Authors: Cheung LC,  Ramadas K,  Muwonge R,  Katki HA,  Thomas G,  Graubard BI,  Basu P,  Sankaranarayanan R,  Somanathan T,  Chaturvedi AK
Journal: J Clin Oncol
Date: 2021 Feb 20
Branches: BB, CGB
PubMed ID: 33449824
PMC ID: not available
Abstract: PURPOSE: We evaluated proof of principle for resource-efficient, risk-based screening through reanalysis of the Kerala Oral Cancer Screening Trial. METHODS: The cluster-randomized trial included three triennial rounds of visual inspection (seven clusters, n = 96,516) versus standard of care (six clusters, n = 95,354) and up to 9 years of follow-up. We developed a Cox regression-based risk prediction model for oral cancer incidence. Using this risk prediction model to adjust for the oral cancer risk imbalance between arms, through intention-to-treat (ITT) analyses that accounted for cluster randomization, we calculated the relative (hazard ratios [HRs]) and absolute (rate differences [RDs]) screening efficacy on oral cancer mortality and compared screening efficiency across risk thresholds.
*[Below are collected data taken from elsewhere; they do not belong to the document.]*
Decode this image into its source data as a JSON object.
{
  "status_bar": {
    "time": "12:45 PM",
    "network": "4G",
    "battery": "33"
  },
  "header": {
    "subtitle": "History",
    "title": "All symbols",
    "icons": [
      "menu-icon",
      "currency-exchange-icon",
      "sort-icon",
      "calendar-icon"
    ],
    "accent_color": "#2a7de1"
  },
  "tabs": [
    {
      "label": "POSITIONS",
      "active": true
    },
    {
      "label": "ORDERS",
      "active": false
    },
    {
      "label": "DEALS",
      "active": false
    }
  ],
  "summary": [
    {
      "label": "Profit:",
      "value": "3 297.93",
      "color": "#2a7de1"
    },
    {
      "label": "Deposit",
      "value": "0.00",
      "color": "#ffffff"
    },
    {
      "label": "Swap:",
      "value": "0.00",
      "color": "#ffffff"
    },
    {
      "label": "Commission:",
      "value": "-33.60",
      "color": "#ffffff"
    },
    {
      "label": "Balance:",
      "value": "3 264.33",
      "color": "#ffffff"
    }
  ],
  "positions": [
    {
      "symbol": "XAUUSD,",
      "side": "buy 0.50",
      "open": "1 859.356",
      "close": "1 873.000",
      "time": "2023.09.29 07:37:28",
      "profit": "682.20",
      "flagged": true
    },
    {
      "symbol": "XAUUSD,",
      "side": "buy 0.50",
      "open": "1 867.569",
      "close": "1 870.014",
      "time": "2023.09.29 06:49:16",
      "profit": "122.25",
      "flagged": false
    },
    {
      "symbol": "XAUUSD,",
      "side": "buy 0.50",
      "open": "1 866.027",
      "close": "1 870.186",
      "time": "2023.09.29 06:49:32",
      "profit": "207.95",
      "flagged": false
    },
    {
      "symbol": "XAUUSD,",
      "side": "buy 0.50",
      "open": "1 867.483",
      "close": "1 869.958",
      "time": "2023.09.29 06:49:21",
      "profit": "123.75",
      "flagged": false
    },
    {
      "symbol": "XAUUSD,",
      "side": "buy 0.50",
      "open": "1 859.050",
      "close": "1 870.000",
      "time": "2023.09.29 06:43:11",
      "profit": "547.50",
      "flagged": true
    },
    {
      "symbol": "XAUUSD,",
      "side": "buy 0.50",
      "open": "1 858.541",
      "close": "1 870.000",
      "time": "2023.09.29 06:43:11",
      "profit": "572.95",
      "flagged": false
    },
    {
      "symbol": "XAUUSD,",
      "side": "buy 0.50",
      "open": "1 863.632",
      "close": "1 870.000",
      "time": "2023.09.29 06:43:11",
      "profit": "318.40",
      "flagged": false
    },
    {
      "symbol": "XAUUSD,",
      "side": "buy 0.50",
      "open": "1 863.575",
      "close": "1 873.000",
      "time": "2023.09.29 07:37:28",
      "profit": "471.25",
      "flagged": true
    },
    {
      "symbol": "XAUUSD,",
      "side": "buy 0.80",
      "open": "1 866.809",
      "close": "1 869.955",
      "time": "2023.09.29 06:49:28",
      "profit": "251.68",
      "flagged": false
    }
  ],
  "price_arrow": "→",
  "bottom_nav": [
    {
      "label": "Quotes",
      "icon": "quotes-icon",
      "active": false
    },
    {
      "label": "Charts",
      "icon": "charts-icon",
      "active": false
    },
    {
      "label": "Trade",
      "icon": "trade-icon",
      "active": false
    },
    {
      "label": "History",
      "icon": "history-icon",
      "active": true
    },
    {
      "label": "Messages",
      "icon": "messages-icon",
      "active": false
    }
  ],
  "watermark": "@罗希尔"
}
RESULTS: Oral cancer mortality was reduced by 27% in the screening versus control arms (HR = 0.73; 95% CI, 0.54 to 0.98), including a 29% reduction in ever-tobacco and/or ever-alcohol users (HR = 0.71; 95% CI, 0.51 to 0.99). This relative efficacy was similar across oral cancer risk quartiles (P interaction = .59); consequently, the absolute efficacy increased with increasing model-predicted risk-overall trial: RD in the lowest risk quartile (Q1) = 0.5/100,000 versus 13.4/100,000 in the highest quartile (Q4), P trend = .059 and ever-tobacco and/or ever-alcohol users: Q1 RD = 1.0/100,000 versus Q4 = 22.5/100,000; P trend = .026. In a population akin to the Kerala trial, screening of 100% of individuals would provide 27.1% oral cancer mortality reduction at number needed to screen (NNS) = 2,043. Restriction of screening to ever-tobacco and/or ever-alcohol users with no additional risk stratification would substantially enhance efficiency (43.4% screened for 23.3% oral cancer mortality reduction at NNS = 1,029), whereas risk prediction model-based screening of 50% of ever-tobacco and/or ever-alcohol users at highest risk would further enhance efficiency with little loss in program sensitivity (21.7% screened for 19.7% oral cancer mortality reduction at NNS = 610). CONCLUSION: In the Kerala trial, the efficacy of oral cancer screening was greatest in individuals at highest oral cancer risk. These results provide proof of principle that risk-based oral cancer screening could substantially enhance the efficiency of screening programs.